La «comunità internazionale» pensa di aver trovato una
soluzione per i problemi dell'Afghanistan in una formula che
combina violenza e soldi, milizie afghane colpevoli di vari
misfatti, ma ora tenute a bada anche loro dai B-52, ed una
persona per bene come il nuovo capo dell'esecutivo Hamid
Karzai, unico e debole Pashtun fra i rappresentanti forti
delle altre etnie.
Spero che la formula funzioni, ma non ci credo. Certo, anche a
Kabul la vita riprende. L'ho vista riprendere a Phnom Penh
dopo la fine dei Khmer Rossi, l'ho vista riprendere nelle
foreste del Laos e del Vietnam defoliate dagli agenti chimici
e cancerogeni degli americani. Ma che vita? Una vita nuova,
una vita più consapevole, più tollerante, più serena o la
solita vita di ora: aggressiva, rapace, violenta?

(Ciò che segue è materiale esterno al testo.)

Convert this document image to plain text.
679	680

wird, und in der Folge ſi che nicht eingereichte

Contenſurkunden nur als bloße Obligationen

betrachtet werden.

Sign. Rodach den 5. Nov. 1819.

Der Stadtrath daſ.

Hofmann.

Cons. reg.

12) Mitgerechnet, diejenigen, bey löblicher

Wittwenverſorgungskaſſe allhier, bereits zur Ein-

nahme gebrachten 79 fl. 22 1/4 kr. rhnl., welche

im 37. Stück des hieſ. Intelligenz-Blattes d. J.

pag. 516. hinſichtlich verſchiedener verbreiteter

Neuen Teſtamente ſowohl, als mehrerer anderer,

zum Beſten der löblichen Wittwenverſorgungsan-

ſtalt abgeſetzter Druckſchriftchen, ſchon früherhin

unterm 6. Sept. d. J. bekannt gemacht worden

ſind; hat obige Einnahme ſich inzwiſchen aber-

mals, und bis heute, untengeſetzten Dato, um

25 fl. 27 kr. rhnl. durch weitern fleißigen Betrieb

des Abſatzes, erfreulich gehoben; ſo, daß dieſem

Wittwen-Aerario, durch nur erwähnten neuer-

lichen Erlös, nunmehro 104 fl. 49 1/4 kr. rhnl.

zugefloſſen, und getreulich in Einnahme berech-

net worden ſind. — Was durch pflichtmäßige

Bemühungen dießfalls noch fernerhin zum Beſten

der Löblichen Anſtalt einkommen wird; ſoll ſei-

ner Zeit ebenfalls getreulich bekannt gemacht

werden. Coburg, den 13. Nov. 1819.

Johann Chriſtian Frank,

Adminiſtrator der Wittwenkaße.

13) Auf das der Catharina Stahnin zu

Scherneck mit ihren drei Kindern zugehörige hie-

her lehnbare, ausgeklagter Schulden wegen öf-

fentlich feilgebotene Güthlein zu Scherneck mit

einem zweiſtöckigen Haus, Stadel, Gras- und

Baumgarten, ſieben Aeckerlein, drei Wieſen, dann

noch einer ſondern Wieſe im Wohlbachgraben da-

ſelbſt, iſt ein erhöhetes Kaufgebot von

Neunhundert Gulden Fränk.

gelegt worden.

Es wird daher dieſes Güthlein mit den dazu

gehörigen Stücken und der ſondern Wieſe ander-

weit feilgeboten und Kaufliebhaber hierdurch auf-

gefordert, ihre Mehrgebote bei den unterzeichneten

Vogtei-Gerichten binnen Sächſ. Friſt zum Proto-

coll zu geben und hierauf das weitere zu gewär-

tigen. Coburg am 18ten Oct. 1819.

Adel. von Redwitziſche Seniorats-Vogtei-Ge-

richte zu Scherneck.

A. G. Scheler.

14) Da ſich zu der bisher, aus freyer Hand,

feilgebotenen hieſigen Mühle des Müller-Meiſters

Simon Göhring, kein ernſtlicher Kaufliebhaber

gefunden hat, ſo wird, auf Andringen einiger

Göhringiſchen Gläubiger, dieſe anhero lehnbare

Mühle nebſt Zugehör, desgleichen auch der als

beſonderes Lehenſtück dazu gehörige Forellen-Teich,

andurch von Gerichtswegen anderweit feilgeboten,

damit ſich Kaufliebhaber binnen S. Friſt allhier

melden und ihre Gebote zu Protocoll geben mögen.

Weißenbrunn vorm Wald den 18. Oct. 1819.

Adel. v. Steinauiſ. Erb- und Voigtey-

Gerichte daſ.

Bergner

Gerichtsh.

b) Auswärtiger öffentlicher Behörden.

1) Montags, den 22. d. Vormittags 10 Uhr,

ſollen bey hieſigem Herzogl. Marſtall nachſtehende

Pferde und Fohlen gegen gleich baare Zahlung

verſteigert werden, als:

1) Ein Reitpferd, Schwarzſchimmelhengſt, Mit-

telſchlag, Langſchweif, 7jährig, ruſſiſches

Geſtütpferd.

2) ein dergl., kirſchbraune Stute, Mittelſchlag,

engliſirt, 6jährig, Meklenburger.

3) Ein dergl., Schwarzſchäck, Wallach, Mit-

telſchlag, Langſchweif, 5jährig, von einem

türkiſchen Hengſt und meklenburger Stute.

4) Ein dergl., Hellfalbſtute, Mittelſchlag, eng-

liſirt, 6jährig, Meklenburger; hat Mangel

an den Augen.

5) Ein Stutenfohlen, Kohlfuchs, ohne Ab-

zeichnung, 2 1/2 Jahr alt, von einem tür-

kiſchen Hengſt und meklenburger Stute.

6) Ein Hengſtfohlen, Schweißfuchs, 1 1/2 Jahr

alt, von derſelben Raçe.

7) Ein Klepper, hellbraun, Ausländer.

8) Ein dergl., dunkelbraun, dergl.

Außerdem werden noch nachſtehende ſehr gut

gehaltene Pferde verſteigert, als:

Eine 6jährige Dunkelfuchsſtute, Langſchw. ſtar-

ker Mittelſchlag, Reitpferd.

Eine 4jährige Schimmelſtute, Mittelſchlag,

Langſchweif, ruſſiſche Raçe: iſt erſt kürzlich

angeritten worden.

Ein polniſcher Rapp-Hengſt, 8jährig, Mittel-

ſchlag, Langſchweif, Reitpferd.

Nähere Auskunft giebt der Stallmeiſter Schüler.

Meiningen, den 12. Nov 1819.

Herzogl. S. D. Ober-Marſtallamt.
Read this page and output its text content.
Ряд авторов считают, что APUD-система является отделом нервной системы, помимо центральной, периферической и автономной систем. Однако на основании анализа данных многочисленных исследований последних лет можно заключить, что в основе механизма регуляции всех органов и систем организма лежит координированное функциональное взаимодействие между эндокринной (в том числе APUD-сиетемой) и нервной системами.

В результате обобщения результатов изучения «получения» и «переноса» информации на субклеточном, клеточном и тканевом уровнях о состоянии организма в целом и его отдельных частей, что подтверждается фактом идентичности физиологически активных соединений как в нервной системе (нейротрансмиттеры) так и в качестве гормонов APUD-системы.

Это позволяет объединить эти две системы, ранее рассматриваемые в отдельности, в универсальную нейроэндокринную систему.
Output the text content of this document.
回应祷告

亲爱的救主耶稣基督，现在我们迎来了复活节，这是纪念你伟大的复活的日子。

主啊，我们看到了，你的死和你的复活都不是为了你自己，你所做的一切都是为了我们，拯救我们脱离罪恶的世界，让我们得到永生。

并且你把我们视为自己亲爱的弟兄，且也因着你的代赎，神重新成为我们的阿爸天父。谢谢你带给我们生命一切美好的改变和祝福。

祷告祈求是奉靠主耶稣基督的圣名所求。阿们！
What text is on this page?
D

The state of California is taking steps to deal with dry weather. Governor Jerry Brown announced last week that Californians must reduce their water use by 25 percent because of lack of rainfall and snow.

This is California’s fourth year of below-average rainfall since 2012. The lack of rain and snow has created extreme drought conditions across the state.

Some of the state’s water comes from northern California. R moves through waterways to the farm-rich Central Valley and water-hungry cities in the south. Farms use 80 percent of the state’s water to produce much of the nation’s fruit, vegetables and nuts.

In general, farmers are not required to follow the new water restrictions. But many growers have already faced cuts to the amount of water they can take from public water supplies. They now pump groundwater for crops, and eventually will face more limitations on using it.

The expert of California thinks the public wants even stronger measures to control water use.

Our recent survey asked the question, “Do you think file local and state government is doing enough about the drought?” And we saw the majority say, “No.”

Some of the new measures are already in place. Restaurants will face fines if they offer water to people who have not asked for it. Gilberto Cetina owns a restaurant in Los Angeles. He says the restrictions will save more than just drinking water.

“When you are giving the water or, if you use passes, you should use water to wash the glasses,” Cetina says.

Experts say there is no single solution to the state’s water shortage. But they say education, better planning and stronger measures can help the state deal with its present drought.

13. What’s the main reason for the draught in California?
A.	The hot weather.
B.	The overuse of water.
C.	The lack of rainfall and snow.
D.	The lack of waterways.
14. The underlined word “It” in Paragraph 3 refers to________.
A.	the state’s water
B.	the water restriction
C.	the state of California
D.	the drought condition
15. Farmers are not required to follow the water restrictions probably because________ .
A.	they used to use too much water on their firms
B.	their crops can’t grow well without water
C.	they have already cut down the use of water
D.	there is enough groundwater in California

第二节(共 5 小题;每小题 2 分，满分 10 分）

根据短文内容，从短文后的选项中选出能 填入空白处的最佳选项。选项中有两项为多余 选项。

Uno dei momenti che non dimenticherò di questi giorni a Kabul
è stata la visita allo zoo. «Vale la pena, mi creda», aveva
suggerito il «venditore di patate». Era venerdì, giorno di
festa per i musulmani e qualche decina di persone avevano
pagato i duemila afghani (150 lire) del biglietto per entrare
a vedere la collezione più patetica e misera di animali che
uno possa immaginarsi: un piccolo orso col naso scortecciato e
purulento, un vecchio leone che non sta più sulle gambe ed a
cui è morta di recente la leonessa, un cerbiatto, una civetta,
due aquile spennacchiate e tanti conigli e piccioni. Durante
le battaglie fra i vari gruppi mujaheddin dell'Alleanza del
Nord, prima che arrivassero i Talebani, lo zoo è stato per po'
la linea del fronte; ci son cadute sopra varie bombe e missili
e molte gabbie si sono sfasciate permettendo a vari animali di
scappare. I lupi non sono stati fortunati ed in una gabbia
puzzolentissima, senza acqua, dove un guardiano butta una
volta al giorno degli avanzi di carne, sono rimasti due vecchi
esemplari.
Sono lì da anni: soli, prigionieri, chiusi nello stesso
spazio. Si conoscono. Si conoscono bene, eppure strisciano in
continuazione guardinghi contro le pareti ormai lustre e la
rete tutta rabberciata e, incrociandosi, ogni volta ringhiano,
si mostrano i denti e si aggrediscono, aizzati da una piccola
folla di uomini che forse s'illudono d'essere diversi e non si
rendono conto d'essere, anche loro, nella gabbia
dell'esistenza solo per morirci.
Tanto varrebbe allora viverci in pace.